Starscream's frustrated expression gave way to blank unease. He peered back over his shoulder as best he could—a tall vent blocked the effort—and stretched out both hands, clearly trying to cover as large an area as possible with his guns.
Some of the other 'cons began to get into the spirit of the new game. "Maybe he's invisible, like that Autobot spy!" "Maybe he dug his way into the ground!" "Look out, Screamer, there he is!" Starscream's expression grew steadily darker as the jibes went on, and finally he let out an audial-splitting screech of rage.
"You!" He leveled an arm at Dead End. "Where is he?"
"What does it matter? You win by default, don't you?" Dead End couldn't have cared less about the outcome of the duel, or even about the consequences of being shot in the face with a null ray. Not after what had happened to Motormaster.
Starscream hesitated, clearly mulling over the win-by-default part. "Well, of course I do," he said finally. "Prime was right about that much—your leader's a coward who couldn't stand up to me in battle."
Dead End closed a hand around Drag Strip's arm before he could say anything in reply. "That's right," he said. "All hail Starscream, veni vidi vici, hip hip hooray. Until next time, Commander."
He started toward the Ark, Drag Strip in tow and Breakdown staying close on his other side. Wildrider brought up the rear, but they all stopped in their tracks when Megatron said, "Dead End."
Dead End glanced up. Megatron hadn't moved from his place on the boulder, but the fusion cannon was pointing straight at him.
"Where is Motormaster?" Megatron's voice was dangerously calm.

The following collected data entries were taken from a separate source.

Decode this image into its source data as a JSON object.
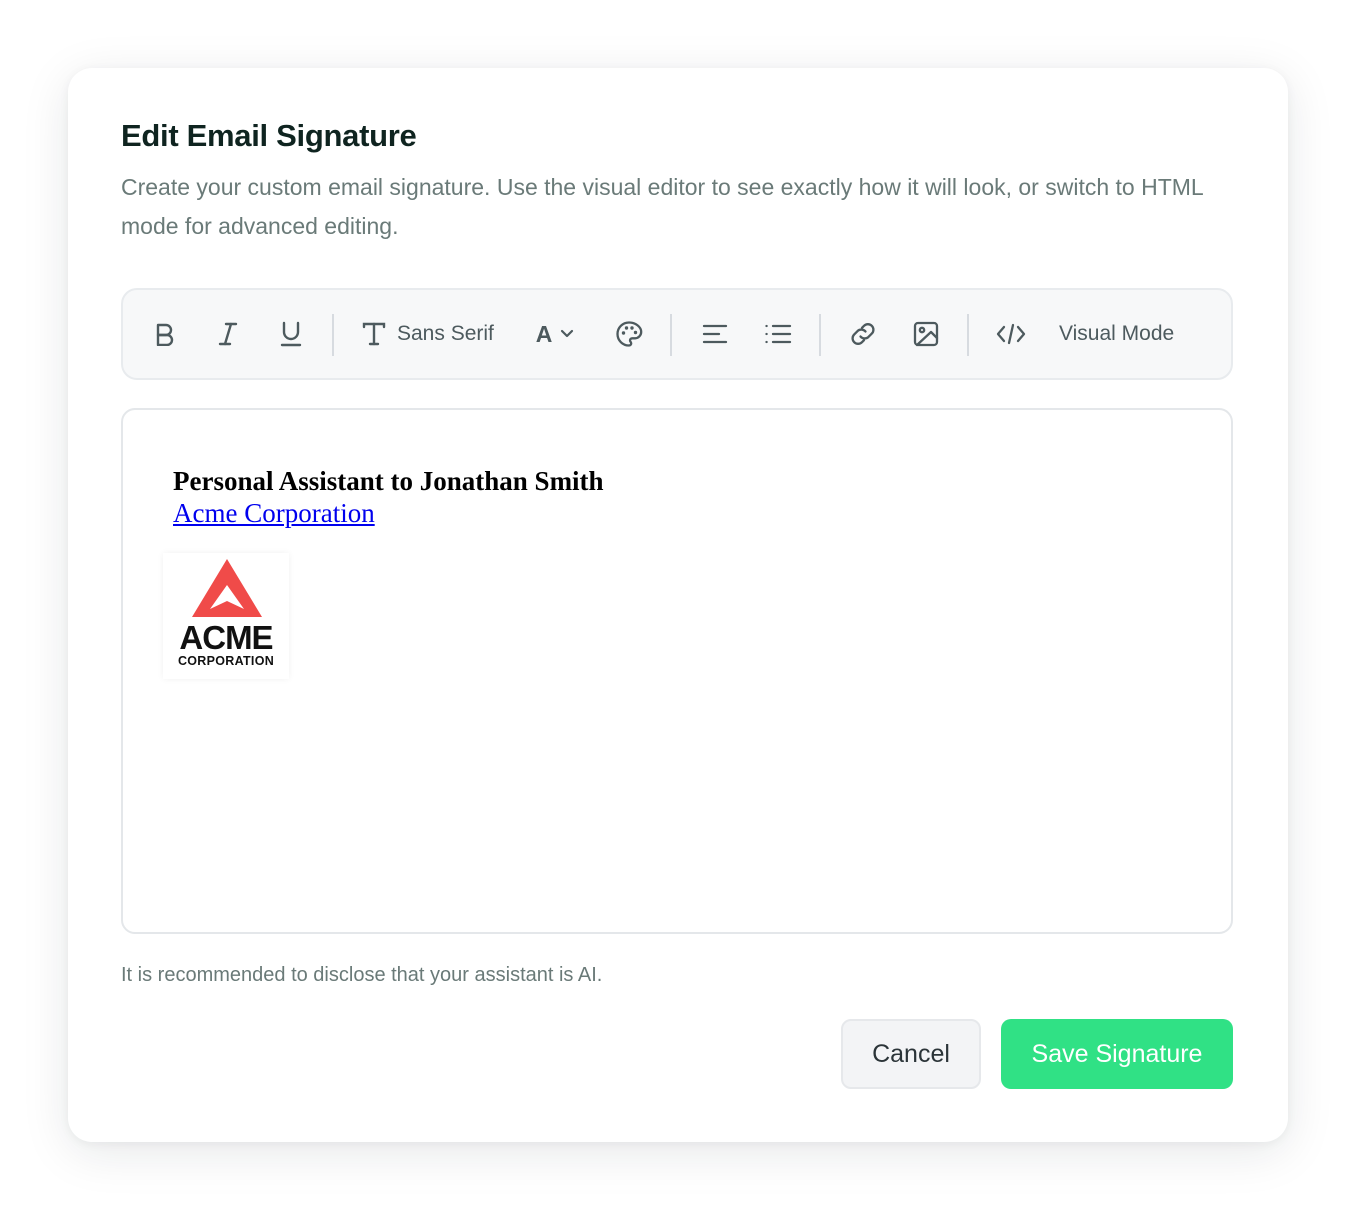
{
  "dialog": {
    "title": "Edit Email Signature",
    "description": "Create your custom email signature. Use the visual editor to see exactly how it will look, or switch to HTML mode for advanced editing."
  },
  "toolbar": {
    "icons": [
      "bold-icon",
      "italic-icon",
      "underline-icon",
      "text-type-icon",
      "font-size-icon",
      "chevron-down-icon",
      "palette-icon",
      "align-left-icon",
      "list-icon",
      "link-icon",
      "image-icon",
      "code-icon"
    ],
    "font_family": "Sans Serif",
    "font_size_glyph": "A",
    "mode_label": "Visual Mode"
  },
  "signature": {
    "title_line": "Personal Assistant to Jonathan Smith",
    "company_link": "Acme Corporation",
    "logo": {
      "word": "ACME",
      "subword": "CORPORATION",
      "mark_color": "#f04b49"
    }
  },
  "note": "It is recommended to disclose that your assistant is AI.",
  "actions": {
    "cancel_label": "Cancel",
    "save_label": "Save Signature"
  },
  "colors": {
    "accent": "#30e185",
    "link": "#0000ee",
    "title": "#0f2420",
    "muted_text": "#6a7a78"
  }
}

"I don't know." Dead End knew the mech he faced was more than adept at seeing through lies—as the saying went, you can't con a 'con—but if he told the truth…

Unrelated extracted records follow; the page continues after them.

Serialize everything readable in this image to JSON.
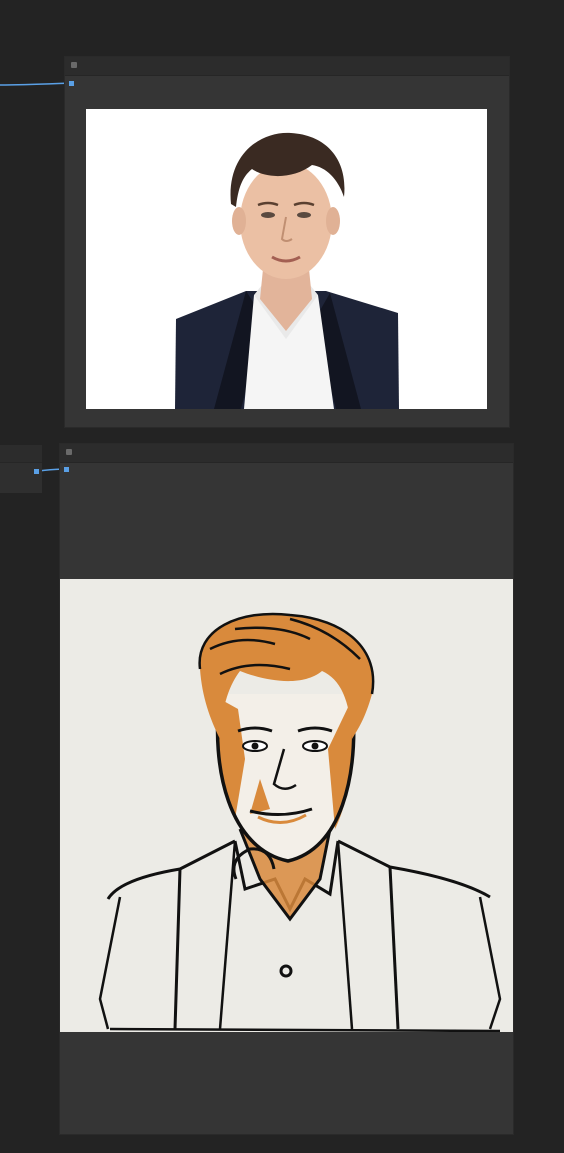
{
  "canvas": {
    "background": "#232323"
  },
  "nodes": [
    {
      "id": "photo-node",
      "title": "",
      "content": "portrait-photo-image"
    },
    {
      "id": "sketch-node",
      "title": "",
      "content": "portrait-sketch-image"
    }
  ],
  "colors": {
    "node_body": "#353535",
    "node_header": "#2c2c2c",
    "wire": "#5aa0e6",
    "sketch_accent": "#d98a3c",
    "sketch_paper": "#ecebe6"
  }
}
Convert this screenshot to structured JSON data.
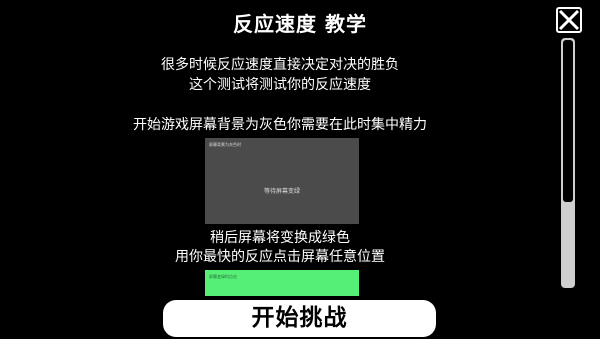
{
  "title": "反应速度 教学",
  "intro": {
    "line1": "很多时候反应速度直接决定对决的胜负",
    "line2": "这个测试将测试你的反应速度"
  },
  "step1": {
    "text": "开始游戏屏幕背景为灰色你需要在此时集中精力",
    "demo_label": "屏幕背景为灰色时",
    "demo_center": "等待屏幕变绿"
  },
  "step2": {
    "line1": "稍后屏幕将变换成绿色",
    "line2": "用你最快的反应点击屏幕任意位置",
    "demo_label": "屏幕变绿时点击"
  },
  "start_button": "开始挑战",
  "icons": {
    "close": "close-x-icon"
  },
  "colors": {
    "background": "#000000",
    "gray_screen": "#4b4b4b",
    "green_screen": "#55ee77",
    "button": "#ffffff"
  }
}
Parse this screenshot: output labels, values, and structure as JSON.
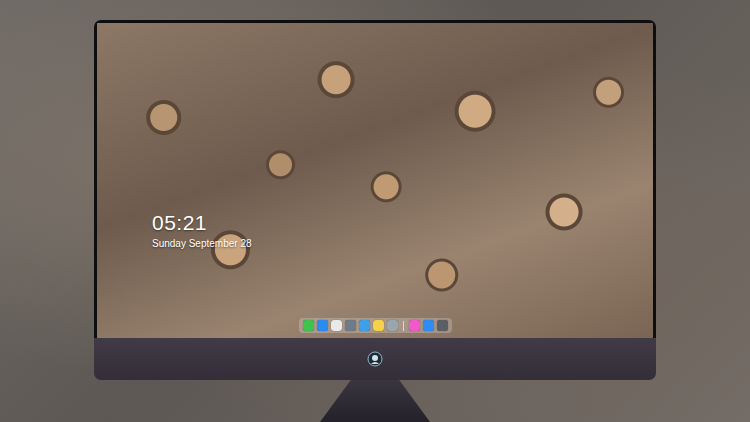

"You do," Megatron said. "If you didn't know, you'd be looking for him out here. For the last time, where is he?"
Dead End swallowed through a dry intake. He was vaguely aware of Breakdown trembling at his side, and that helped to ground him a little; whatever happened, he had to keep his team safe now that Motormaster was gone.
"I don't know," he said again, wishing he had more practice in speaking with emotion in his voice. He knew the flat monotone didn't sound convincing, so his only chance was to try a half-truth. "Because he is nowhere in this place or time, Lord Megatron. Our gestalt bond doesn't detect him." Now came the lie. "The time machine must have returned him to the future now that his work here was done."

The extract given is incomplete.